Royston shrugged. "It is supposed to make me a man of vigor, with red corpuscles and a need for cold shower baths. Actually, there is nothing wrong with me. I was simply born to sit and watch while great louts like you run and wrestle and climb and sweat." He shifted his gaze to the peak, now a dark silhouette against the ice-clear stars. "There, the light shows again."
Slowly the red glow progressed along a cliff face, much higher than it had before. For minutes it moved along steadily, then faded.
"That thing," said Evers suddenly, "was goin' along Fifth Avenue. Spooks don't need a route of ascent, even up Precipice. All of a sudden, the lights of Precipice Peak are gettin' solid. I got a feelin' they'll leave sign."
"Sign?" Royston's voice went up in the darkness. There was the familiar pause, then Royston's satisfied tone: "Ah, yes, traces."
"Right—traces, tracks, spoor. Only mystery about those lights is, we don't know who makes them. But they're gettin' to be a tourist attraction. Maybe that's a lead."
"How many trips have there been up Precipice this season?" Royston queried softly.
"Fifteen or so," John Drinkard said, "and the boy has something.

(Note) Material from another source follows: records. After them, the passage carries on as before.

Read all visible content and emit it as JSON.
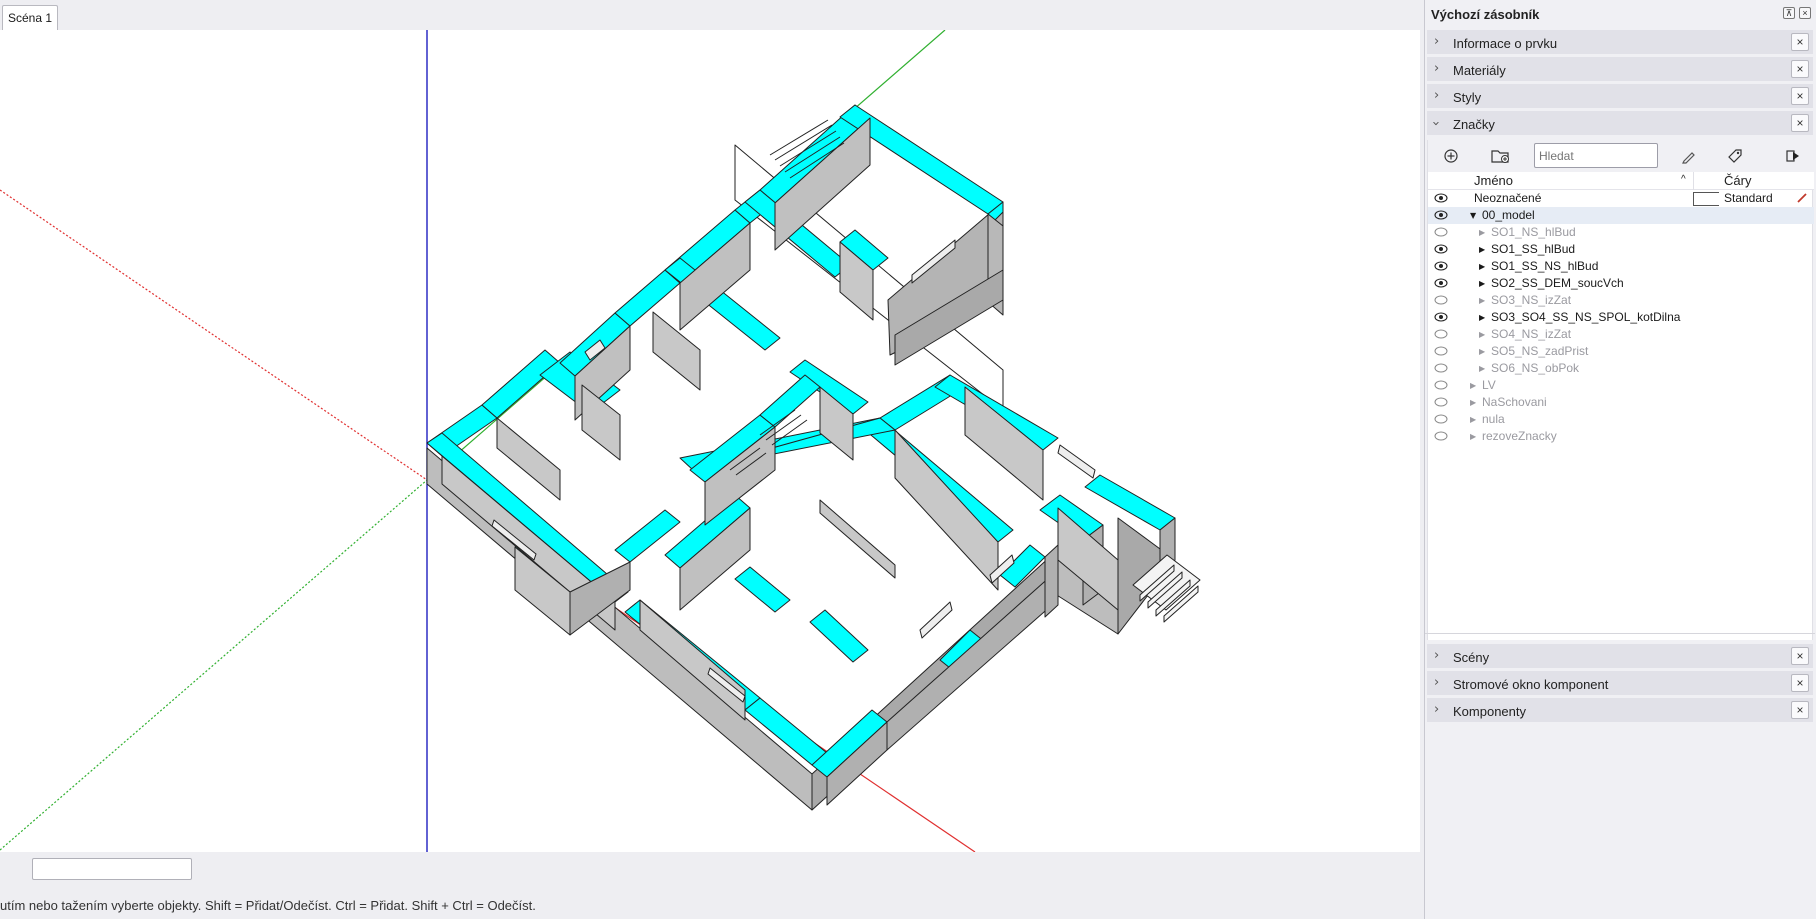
{
  "scene_tab": {
    "label": "Scéna 1"
  },
  "status": {
    "hint": "utím nebo tažením vyberte objekty. Shift = Přidat/Odečíst. Ctrl = Přidat. Shift + Ctrl = Odečíst.",
    "measurements_value": ""
  },
  "tray": {
    "title": "Výchozí zásobník",
    "pin_icon": "pin-icon",
    "close_icon": "close-icon",
    "panels_top": [
      {
        "label": "Informace o prvku",
        "expanded": false
      },
      {
        "label": "Materiály",
        "expanded": false
      },
      {
        "label": "Styly",
        "expanded": false
      },
      {
        "label": "Značky",
        "expanded": true
      }
    ],
    "panels_bottom": [
      {
        "label": "Scény",
        "expanded": false
      },
      {
        "label": "Stromové okno komponent",
        "expanded": false
      },
      {
        "label": "Komponenty",
        "expanded": false
      }
    ]
  },
  "tags": {
    "search_placeholder": "Hledat",
    "toolbar_icons": [
      "add-tag-icon",
      "add-folder-icon",
      "search-icon",
      "tag-color-icon",
      "tag-tool-icon",
      "details-arrow-icon"
    ],
    "columns": {
      "name": "Jméno",
      "lines": "Čáry"
    },
    "rows": [
      {
        "name": "Neoznačené",
        "visible": true,
        "indent": 0,
        "arrow": "",
        "dim": false,
        "selected": false,
        "linestyle": "Standard",
        "has_swatch": true
      },
      {
        "name": "00_model",
        "visible": true,
        "indent": 0,
        "arrow": "▼",
        "dim": false,
        "selected": true
      },
      {
        "name": "SO1_NS_hlBud",
        "visible": false,
        "indent": 1,
        "arrow": "▶",
        "dim": true,
        "selected": false
      },
      {
        "name": "SO1_SS_hlBud",
        "visible": true,
        "indent": 1,
        "arrow": "▶",
        "dim": false,
        "selected": false
      },
      {
        "name": "SO1_SS_NS_hlBud",
        "visible": true,
        "indent": 1,
        "arrow": "▶",
        "dim": false,
        "selected": false
      },
      {
        "name": "SO2_SS_DEM_soucVch",
        "visible": true,
        "indent": 1,
        "arrow": "▶",
        "dim": false,
        "selected": false
      },
      {
        "name": "SO3_NS_izZat",
        "visible": false,
        "indent": 1,
        "arrow": "▶",
        "dim": true,
        "selected": false
      },
      {
        "name": "SO3_SO4_SS_NS_SPOL_kotDilna",
        "visible": true,
        "indent": 1,
        "arrow": "▶",
        "dim": false,
        "selected": false
      },
      {
        "name": "SO4_NS_izZat",
        "visible": false,
        "indent": 1,
        "arrow": "▶",
        "dim": true,
        "selected": false
      },
      {
        "name": "SO5_NS_zadPrist",
        "visible": false,
        "indent": 1,
        "arrow": "▶",
        "dim": true,
        "selected": false
      },
      {
        "name": "SO6_NS_obPok",
        "visible": false,
        "indent": 1,
        "arrow": "▶",
        "dim": true,
        "selected": false
      },
      {
        "name": "LV",
        "visible": false,
        "indent": 0,
        "arrow": "▶",
        "dim": true,
        "selected": false
      },
      {
        "name": "NaSchovani",
        "visible": false,
        "indent": 0,
        "arrow": "▶",
        "dim": true,
        "selected": false
      },
      {
        "name": "nula",
        "visible": false,
        "indent": 0,
        "arrow": "▶",
        "dim": true,
        "selected": false
      },
      {
        "name": "rezoveZnacky",
        "visible": false,
        "indent": 0,
        "arrow": "▶",
        "dim": true,
        "selected": false
      }
    ]
  },
  "colors": {
    "wall_cut": "#00ffff",
    "wall_face": "#c8c8c8",
    "wall_face_dark": "#a8a8a8",
    "axis_red": "#e03030",
    "axis_green": "#30b030",
    "axis_blue": "#2020c0",
    "accent_selected": "#e6ecf5"
  }
}
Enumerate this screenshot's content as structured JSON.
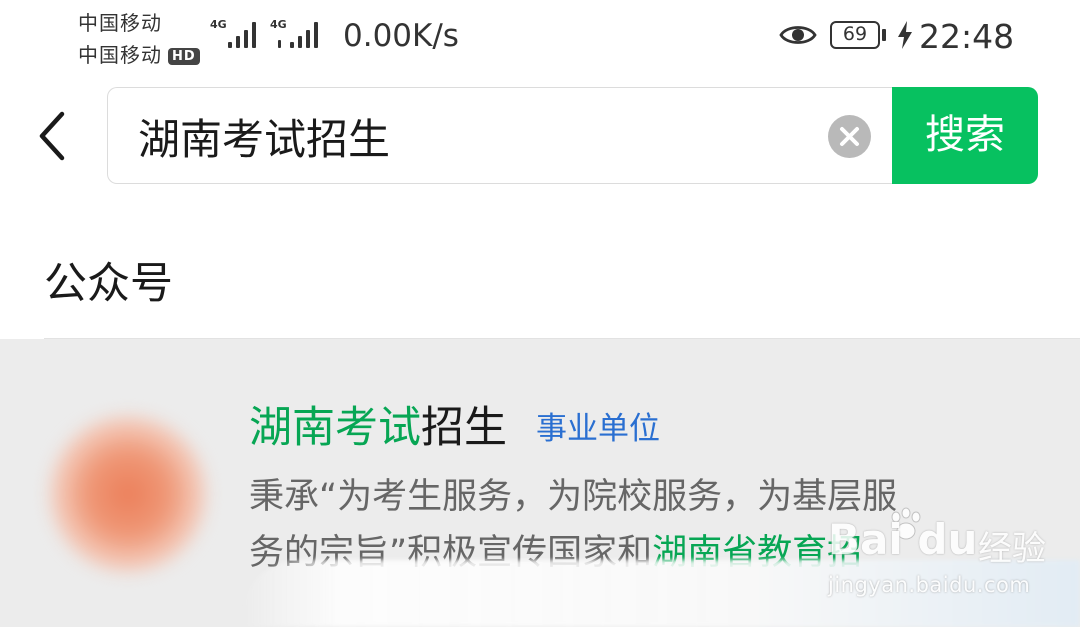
{
  "status_bar": {
    "carrier_1": "中国移动",
    "carrier_2": "中国移动",
    "hd_badge": "HD",
    "signal_1_tag": "4G",
    "signal_2_tag": "4G",
    "net_speed": "0.00K/s",
    "battery": "69",
    "time": "22:48",
    "icons": [
      "eye-icon",
      "battery-icon",
      "charging-bolt-icon"
    ]
  },
  "search": {
    "query": "湖南考试招生",
    "button_label": "搜索",
    "icons": [
      "back-icon",
      "clear-icon"
    ]
  },
  "section": {
    "title": "公众号"
  },
  "result": {
    "name_highlight": "湖南考试",
    "name_rest": "招生",
    "tag": "事业单位",
    "desc_line_1": "秉承“为考生服务，为院校服务，为基层服",
    "desc_line_2_plain": "务的宗旨”积极宣传国家和",
    "desc_line_2_highlight": "湖南省教育招",
    "highlight_color": "#07a654",
    "tag_color": "#2a6fd1"
  },
  "watermark": {
    "logo": "Bai du",
    "suffix": "经验",
    "url": "jingyan.baidu.com"
  },
  "colors": {
    "accent": "#07c160",
    "card_background": "#ececec"
  }
}
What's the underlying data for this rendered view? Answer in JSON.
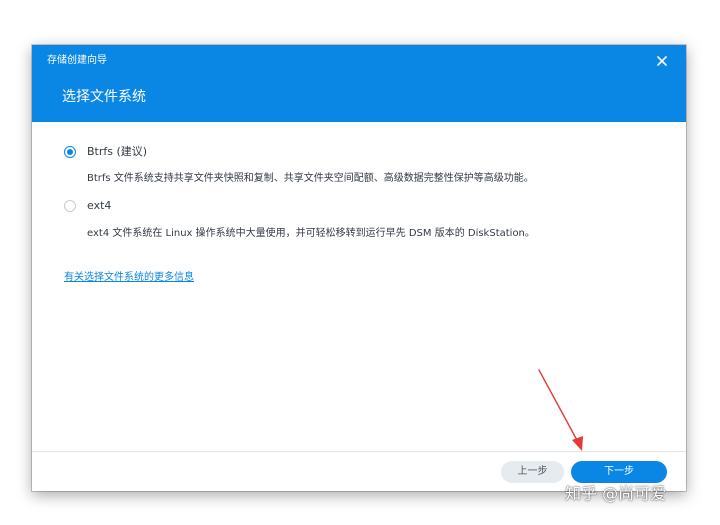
{
  "dialog": {
    "window_title": "存储创建向导",
    "step_title": "选择文件系统",
    "close_icon": "close-icon"
  },
  "options": [
    {
      "label": "Btrfs (建议)",
      "description": "Btrfs 文件系统支持共享文件夹快照和复制、共享文件夹空间配额、高级数据完整性保护等高级功能。",
      "selected": true
    },
    {
      "label": "ext4",
      "description": "ext4 文件系统在 Linux 操作系统中大量使用，并可轻松移转到运行早先 DSM 版本的 DiskStation。",
      "selected": false
    }
  ],
  "info_link": "有关选择文件系统的更多信息",
  "footer": {
    "back_label": "上一步",
    "next_label": "下一步"
  },
  "watermark": "知乎 @尚可爱",
  "colors": {
    "accent": "#0a86e5",
    "arrow": "#e53935"
  }
}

Any sign on Fifth Avenue or across Bighorn would have been seen by now. There've been some good mountain men on the Peak this summer. Some of 'em don't miss much."

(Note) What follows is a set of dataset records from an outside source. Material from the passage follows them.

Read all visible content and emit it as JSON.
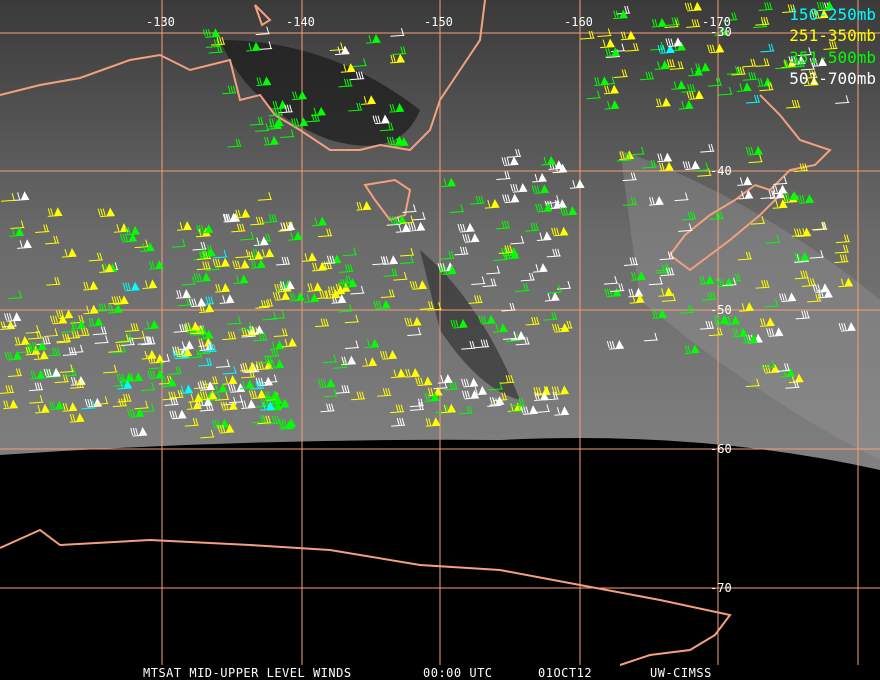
{
  "map": {
    "longitude_labels": [
      "-130",
      "-140",
      "-150",
      "-160",
      "-170"
    ],
    "latitude_labels": [
      "-30",
      "-40",
      "-50",
      "-60",
      "-70"
    ],
    "grid_color": "#f0a078",
    "coast_color": "#f4a080"
  },
  "legend": [
    {
      "label": "150-250mb",
      "color": "#00ffff"
    },
    {
      "label": "251-350mb",
      "color": "#ffff00"
    },
    {
      "label": "351-500mb",
      "color": "#00ff00"
    },
    {
      "label": "501-700mb",
      "color": "#ffffff"
    }
  ],
  "caption": {
    "product": "MTSAT MID-UPPER LEVEL WINDS",
    "time": "00:00 UTC",
    "date": "01OCT12",
    "source": "UW-CIMSS"
  }
}
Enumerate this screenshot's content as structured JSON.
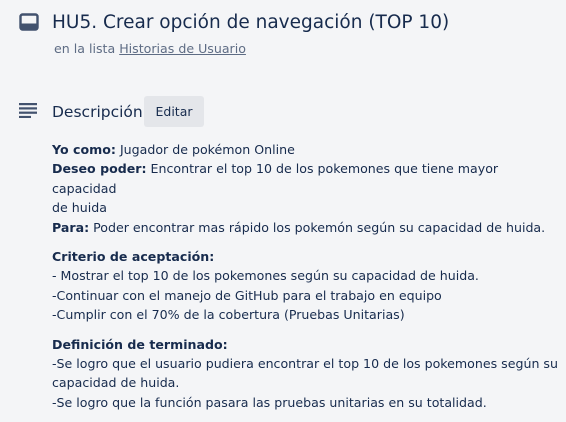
{
  "card": {
    "title": "HU5. Crear opción de navegación (TOP 10)",
    "list_prefix": "en la lista",
    "list_name": "Historias de Usuario"
  },
  "description": {
    "heading": "Descripción",
    "edit_label": "Editar",
    "yo_como_label": "Yo como:",
    "yo_como_text": " Jugador de pokémon Online",
    "deseo_label": "Deseo poder:",
    "deseo_text_1": " Encontrar el top 10 de los pokemones que tiene mayor capacidad",
    "deseo_text_2": "de huida",
    "para_label": "Para:",
    "para_text": " Poder encontrar mas rápido los pokemón según su capacidad de huida.",
    "criterio_heading": "Criterio de aceptación:",
    "criterio_items": [
      "- Mostrar el top 10 de los pokemones según su capacidad de huida.",
      "-Continuar con el manejo de GitHub para el trabajo en equipo",
      "-Cumplir con el 70% de la cobertura (Pruebas Unitarias)"
    ],
    "definicion_heading": "Definición de terminado:",
    "definicion_items": [
      "-Se logro que el usuario pudiera encontrar el top 10 de los pokemones según su",
      "capacidad de huida.",
      "-Se logro que la función pasara las pruebas unitarias en su totalidad."
    ]
  },
  "icons": {
    "card": "card-icon",
    "description": "description-lines-icon"
  },
  "colors": {
    "text": "#172b4d",
    "muted": "#5e6c84",
    "background": "#f4f5f7",
    "button": "#e4e6ea"
  }
}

Royston hugged his narrow shoulders and made himself small in his chair, shivering again as the chill mountain breeze blew across the porch of the Lodge.
"Over the swamps of my native Louisiana, where I wish I now was, I have seen balls of fire go drifting. It is swamp gas, methane, slowly oxidizing and glowing. Could this on the mountain be something like?"
"It's almost impossible," said Evers. "And anyhow," he added stubbornly, "balls of gases wouldn't follow a trail. Those blasted lights do."